Step 101 - Accuracy: Accuracy: 91.07%, ROCAUC: ROCAUC: 90.86%, Precision: Precision: 89.47%, Recall: Recall: 89.46%, F1-Score: F1: 89.47%

15 iteration:

Step 101 - Accuracy: Accuracy: 91.09%, ROCAUC: ROCAUC: 90.86%, Precision: Precision: 89.44%, Recall: Recall: 89.43%, F1-Score: F1: 89.43%

30 iteration:

Step 101 - Accuracy: Accuracy: 91.30%, ROCAUC: ROCAUC: 91.06%, Precision: Precision: 89.62%, Recall: Recall: 89.61%, F1-Score: F1: 89.62%

50 iteration:

Step 101 - Accuracy: Accuracy: 91.64%, ROCAUC: ROCAUC: 91.40%, Precision: Precision: 89.95%, Recall: Recall: 89.94%, F1-Score: F1: 89.95%

100 iteration:

Step 101 - Accuracy: Accuracy: 92.40%, ROCAUC: ROCAUC: 92.14%, Precision: Precision: 90.70%, Recall: Recall: 90.69%, F1-Score: F1: 90.70%

145 iteration:

Step 101 - Accuracy: Accuracy: 93.00%, ROCAUC: ROCAUC: 92.72%, Precision: Precision: 91.32%, Recall: Recall: 91.31%, F1-Score: F1: 91.31%

The model, after several loop executions, began to improve its performance.

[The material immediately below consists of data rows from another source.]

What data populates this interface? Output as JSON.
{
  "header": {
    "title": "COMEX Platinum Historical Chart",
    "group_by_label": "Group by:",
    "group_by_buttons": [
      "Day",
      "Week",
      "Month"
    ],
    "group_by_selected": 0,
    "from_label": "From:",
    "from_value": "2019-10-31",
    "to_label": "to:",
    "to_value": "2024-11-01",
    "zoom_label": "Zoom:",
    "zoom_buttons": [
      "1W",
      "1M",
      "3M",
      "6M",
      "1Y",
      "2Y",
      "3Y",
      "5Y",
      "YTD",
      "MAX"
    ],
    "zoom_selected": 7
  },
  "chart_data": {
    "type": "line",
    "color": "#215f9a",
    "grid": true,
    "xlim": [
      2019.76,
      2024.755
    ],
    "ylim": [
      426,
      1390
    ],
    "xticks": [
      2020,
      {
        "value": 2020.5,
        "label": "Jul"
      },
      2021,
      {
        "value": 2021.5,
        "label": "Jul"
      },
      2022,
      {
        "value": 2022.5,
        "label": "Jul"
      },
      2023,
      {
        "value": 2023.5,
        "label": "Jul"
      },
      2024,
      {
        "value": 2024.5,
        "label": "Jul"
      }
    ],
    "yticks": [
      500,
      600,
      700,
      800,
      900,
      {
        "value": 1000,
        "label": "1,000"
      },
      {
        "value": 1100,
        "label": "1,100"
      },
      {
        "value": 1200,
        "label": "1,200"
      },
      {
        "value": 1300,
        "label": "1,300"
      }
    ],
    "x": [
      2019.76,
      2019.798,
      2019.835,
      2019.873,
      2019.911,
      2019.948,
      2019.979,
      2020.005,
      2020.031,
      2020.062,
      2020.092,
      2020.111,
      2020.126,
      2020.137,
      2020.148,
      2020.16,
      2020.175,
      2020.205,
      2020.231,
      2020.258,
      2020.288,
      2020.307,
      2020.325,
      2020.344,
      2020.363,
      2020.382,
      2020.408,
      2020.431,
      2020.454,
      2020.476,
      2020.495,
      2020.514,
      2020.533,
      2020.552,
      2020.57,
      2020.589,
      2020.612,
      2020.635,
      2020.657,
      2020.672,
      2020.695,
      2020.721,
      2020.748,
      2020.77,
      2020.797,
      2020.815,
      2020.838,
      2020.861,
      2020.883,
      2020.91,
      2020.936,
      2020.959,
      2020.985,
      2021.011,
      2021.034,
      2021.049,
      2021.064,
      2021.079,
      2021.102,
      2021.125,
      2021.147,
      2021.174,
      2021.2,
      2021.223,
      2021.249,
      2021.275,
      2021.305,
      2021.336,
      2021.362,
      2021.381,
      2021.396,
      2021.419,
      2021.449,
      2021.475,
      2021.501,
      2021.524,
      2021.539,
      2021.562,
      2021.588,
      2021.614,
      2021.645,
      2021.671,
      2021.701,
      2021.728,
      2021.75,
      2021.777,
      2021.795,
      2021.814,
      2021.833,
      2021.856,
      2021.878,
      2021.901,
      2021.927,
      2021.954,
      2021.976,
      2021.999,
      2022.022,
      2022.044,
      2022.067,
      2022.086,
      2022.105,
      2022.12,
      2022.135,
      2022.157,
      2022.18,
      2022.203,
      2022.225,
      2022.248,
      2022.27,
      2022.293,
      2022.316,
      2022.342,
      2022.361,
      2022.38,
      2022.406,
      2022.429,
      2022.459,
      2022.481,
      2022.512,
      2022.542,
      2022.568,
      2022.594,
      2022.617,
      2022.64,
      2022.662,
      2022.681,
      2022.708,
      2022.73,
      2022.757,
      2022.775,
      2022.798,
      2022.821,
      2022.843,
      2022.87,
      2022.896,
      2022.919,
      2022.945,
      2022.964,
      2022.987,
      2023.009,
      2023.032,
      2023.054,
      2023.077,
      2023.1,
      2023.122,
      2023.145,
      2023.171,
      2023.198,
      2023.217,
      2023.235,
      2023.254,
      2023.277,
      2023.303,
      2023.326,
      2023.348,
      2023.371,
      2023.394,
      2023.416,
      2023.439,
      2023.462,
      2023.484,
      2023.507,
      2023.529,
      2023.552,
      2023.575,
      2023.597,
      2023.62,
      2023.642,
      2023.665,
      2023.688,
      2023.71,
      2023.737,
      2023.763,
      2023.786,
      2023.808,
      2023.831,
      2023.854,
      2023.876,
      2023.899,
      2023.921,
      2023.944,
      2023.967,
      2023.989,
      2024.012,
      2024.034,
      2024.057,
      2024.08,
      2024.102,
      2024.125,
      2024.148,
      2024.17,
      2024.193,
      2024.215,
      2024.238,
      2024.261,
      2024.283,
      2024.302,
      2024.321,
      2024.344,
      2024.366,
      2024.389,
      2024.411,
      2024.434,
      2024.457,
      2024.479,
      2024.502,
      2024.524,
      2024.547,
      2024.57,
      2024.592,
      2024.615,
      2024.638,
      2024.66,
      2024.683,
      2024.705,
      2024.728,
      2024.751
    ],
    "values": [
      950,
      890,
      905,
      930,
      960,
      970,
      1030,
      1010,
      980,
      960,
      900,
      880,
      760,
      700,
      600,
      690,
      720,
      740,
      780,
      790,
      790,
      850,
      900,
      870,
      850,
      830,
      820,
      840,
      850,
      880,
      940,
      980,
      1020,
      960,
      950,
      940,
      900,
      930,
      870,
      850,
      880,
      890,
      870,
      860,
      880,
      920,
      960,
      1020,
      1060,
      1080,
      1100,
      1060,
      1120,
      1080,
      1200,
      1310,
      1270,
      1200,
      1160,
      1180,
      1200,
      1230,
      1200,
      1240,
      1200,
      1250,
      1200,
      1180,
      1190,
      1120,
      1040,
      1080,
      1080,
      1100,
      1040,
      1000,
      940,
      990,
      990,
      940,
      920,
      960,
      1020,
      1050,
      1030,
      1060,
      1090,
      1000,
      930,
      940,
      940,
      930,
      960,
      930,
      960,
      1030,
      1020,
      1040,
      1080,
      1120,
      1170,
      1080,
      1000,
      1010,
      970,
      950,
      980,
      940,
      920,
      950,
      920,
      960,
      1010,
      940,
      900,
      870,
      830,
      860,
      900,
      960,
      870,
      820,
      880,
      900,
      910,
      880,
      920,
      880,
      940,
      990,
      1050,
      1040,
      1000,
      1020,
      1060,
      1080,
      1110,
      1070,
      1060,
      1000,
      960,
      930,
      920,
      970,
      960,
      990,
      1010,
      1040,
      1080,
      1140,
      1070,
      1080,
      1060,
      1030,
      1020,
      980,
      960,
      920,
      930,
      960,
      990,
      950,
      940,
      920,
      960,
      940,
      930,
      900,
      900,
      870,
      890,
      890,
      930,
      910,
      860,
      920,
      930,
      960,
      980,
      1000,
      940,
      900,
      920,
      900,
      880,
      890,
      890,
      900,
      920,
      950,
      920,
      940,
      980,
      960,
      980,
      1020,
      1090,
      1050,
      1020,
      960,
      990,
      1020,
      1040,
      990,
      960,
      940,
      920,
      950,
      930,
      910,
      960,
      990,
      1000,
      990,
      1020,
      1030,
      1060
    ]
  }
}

On the first execution of the loop, his Accuracy score was 91.08%, and on the 145th execution of the loop it was 93% - a significant difference. 

There is a precisely visible upward trend in the value of the metrics, which means that the model learns more and more with each successive execution of the loop.

All other metrics also improved significantly, on a similar scale to the Accuracy metric.

The Perceptron model achieved better results than the previously used Logistic Regression model. It is more effective in classifying data from this set, achieving higher accuracy and better quality indicators.